Es war Nacht, er war erschöpft, und trotzdem hatte Minnix Cies stichhaltige Gründe, um nicht einzuschlafen. Zum Beispiel war die Reise durch die Wüste so erstaunlich ereignislos verlaufen, daß ihm die Gefahr eines Hinterhalts nun doppelt wahrscheinlich erschien. Außerdem pulsierte durch seine Adern ein animierendes biophotonisches Stimulans namens Noctus.
    Und morgen könnte er ermordet werden.

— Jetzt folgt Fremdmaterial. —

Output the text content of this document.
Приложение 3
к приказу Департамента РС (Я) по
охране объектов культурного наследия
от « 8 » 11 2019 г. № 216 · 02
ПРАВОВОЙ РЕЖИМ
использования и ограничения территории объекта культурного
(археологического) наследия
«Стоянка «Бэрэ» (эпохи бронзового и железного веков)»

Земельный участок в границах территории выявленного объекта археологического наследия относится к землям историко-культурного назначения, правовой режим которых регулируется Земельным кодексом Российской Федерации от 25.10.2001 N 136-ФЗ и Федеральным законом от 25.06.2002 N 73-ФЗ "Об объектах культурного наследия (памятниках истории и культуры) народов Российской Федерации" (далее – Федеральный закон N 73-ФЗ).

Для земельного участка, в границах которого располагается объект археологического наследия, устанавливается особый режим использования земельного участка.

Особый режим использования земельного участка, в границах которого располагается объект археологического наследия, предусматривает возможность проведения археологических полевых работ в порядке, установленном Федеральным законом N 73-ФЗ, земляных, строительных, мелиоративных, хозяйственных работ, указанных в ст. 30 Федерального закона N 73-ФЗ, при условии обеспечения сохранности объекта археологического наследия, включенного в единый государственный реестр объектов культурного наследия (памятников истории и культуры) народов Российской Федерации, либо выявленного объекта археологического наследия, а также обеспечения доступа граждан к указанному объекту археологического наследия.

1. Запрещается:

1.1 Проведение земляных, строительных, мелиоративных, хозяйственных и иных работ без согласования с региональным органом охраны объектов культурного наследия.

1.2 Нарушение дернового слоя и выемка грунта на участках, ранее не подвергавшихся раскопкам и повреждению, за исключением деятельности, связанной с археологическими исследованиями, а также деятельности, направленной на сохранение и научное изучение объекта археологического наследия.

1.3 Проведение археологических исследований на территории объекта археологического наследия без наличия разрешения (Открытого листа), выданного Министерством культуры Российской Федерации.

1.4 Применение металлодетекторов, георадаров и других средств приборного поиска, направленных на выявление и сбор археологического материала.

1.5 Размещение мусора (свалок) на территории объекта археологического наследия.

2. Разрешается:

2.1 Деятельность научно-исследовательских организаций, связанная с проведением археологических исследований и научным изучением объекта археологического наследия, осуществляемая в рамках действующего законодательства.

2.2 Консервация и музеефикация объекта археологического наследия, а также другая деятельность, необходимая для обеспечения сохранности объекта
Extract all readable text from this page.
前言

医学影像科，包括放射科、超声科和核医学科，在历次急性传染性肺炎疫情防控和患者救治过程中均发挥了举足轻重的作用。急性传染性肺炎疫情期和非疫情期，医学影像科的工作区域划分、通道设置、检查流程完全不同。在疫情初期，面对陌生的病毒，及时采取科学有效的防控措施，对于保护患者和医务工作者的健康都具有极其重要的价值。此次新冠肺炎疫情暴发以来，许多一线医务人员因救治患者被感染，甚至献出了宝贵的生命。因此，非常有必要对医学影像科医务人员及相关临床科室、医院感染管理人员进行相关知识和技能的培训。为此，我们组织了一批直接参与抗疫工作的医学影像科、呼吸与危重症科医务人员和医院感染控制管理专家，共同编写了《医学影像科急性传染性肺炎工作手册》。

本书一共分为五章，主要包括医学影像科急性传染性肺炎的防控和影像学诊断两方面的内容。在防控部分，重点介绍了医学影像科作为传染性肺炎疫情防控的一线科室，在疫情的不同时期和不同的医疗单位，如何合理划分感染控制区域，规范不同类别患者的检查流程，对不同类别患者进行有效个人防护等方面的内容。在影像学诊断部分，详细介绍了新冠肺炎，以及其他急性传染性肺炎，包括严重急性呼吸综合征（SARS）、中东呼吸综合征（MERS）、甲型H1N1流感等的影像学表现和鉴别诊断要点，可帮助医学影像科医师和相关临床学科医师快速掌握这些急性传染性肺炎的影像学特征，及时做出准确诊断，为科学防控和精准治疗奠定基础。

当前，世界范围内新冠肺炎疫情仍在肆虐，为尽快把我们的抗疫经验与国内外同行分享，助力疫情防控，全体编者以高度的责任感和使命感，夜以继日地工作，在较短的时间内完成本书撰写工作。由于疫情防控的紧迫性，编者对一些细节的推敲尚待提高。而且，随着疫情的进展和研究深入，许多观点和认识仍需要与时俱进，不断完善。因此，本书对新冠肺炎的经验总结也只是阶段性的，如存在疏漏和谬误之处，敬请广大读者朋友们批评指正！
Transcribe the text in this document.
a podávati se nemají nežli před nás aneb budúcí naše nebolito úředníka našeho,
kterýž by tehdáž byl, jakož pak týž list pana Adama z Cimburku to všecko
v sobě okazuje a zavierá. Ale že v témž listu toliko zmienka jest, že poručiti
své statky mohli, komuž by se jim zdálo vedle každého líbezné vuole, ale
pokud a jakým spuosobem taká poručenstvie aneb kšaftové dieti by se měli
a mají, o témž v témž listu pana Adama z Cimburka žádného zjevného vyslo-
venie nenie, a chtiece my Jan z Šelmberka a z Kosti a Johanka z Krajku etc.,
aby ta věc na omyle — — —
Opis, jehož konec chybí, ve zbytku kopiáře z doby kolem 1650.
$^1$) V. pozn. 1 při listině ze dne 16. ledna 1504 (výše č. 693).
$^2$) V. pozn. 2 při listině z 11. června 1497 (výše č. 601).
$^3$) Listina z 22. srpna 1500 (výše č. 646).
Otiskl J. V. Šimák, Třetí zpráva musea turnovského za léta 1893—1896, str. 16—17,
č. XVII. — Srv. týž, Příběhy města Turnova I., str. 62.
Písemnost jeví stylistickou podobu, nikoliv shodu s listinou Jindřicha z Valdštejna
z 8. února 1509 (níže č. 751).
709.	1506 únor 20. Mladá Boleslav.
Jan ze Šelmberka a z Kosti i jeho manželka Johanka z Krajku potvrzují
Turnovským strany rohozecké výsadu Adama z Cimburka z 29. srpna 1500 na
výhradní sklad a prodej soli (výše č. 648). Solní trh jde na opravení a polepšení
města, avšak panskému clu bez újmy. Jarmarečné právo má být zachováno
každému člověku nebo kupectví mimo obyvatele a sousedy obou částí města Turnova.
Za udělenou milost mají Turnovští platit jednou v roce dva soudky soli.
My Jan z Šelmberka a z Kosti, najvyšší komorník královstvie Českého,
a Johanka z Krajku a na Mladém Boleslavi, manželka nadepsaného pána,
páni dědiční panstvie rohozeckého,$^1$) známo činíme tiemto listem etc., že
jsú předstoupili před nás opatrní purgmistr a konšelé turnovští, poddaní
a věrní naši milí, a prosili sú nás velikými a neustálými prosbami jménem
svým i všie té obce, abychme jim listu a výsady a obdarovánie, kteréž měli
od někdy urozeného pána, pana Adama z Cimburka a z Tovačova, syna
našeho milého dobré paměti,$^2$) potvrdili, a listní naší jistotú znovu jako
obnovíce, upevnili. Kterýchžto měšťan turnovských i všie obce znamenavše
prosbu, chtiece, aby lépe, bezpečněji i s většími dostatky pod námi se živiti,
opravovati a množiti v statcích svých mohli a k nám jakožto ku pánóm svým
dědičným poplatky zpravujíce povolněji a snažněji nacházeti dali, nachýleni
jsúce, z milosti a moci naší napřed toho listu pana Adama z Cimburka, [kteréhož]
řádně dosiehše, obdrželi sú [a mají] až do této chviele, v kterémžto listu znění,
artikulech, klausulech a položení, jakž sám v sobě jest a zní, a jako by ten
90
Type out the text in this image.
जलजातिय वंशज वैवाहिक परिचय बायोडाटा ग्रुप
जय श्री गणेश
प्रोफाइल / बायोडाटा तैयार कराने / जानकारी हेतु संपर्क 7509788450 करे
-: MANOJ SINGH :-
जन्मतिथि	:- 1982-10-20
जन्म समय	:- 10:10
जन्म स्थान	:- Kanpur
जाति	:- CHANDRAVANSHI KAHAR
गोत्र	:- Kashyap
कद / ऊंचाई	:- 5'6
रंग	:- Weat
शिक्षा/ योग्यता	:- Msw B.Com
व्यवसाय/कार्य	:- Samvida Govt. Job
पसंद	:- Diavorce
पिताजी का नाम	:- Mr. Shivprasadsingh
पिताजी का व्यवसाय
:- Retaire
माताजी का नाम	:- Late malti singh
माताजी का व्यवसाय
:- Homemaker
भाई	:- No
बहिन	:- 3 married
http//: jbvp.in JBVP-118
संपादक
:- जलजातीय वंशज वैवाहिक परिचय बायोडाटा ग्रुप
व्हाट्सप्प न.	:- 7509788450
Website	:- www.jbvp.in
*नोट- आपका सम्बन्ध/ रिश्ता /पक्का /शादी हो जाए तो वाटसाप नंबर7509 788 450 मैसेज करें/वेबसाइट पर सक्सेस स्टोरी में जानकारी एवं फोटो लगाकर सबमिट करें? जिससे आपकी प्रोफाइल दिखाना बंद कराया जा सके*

    Er lag unter einem warmen, dicken, tröstlichen, zweimal zusammengefalteten Lipoca-Fell, mit weit geöffneten Augen. Minnix starrte zu der Felswand hinüber, die parallel zu seinem Gesicht verlief, und roch ihr rechtes Moos. Die Höhle, in die er sich gelegt hatte, reichte tief in eine Klippe hinein. Gelangweilt drehte er sich auf die andere Seite, blickte auf die Wüste, beobachtete die verglimmenden Lagerfeuer. Zuerst hatten sie das Essen erwärmt, jetzt wärmten sie die Soldaten. Aber wie viele mochten wohl schlafen? Nur wenige, dachte er, ganz wenige.
    Sogar in diesem bescheidenen Licht war die Wüste aufregend schön. Aber Minnix hatte sie, genau wie die anderen Freiwilligen, voller Angst durchquert, voll banger Erwartung, mit abgestumpften Sinnen. Wann immer er den Horizont mit den Augen abgesucht hatte, so war das nicht geschehen, um die wechselnden Farben der Dünen zu betrachten oder die vom Wind gemeißelten Wunderwerke der Klippen, sondern um festzustellen, ob sich irgendwo etwas regte. Wann immer er in die Nacht gelauscht hatte, so war es nicht das Rauschen der Brise zwischen den Felsen gewesen, das ihn interessiert hatte, oder das Zischen der Wüsteneidechsen, sondern er hatte versucht, Neurovorenschritte im Sand zu hören.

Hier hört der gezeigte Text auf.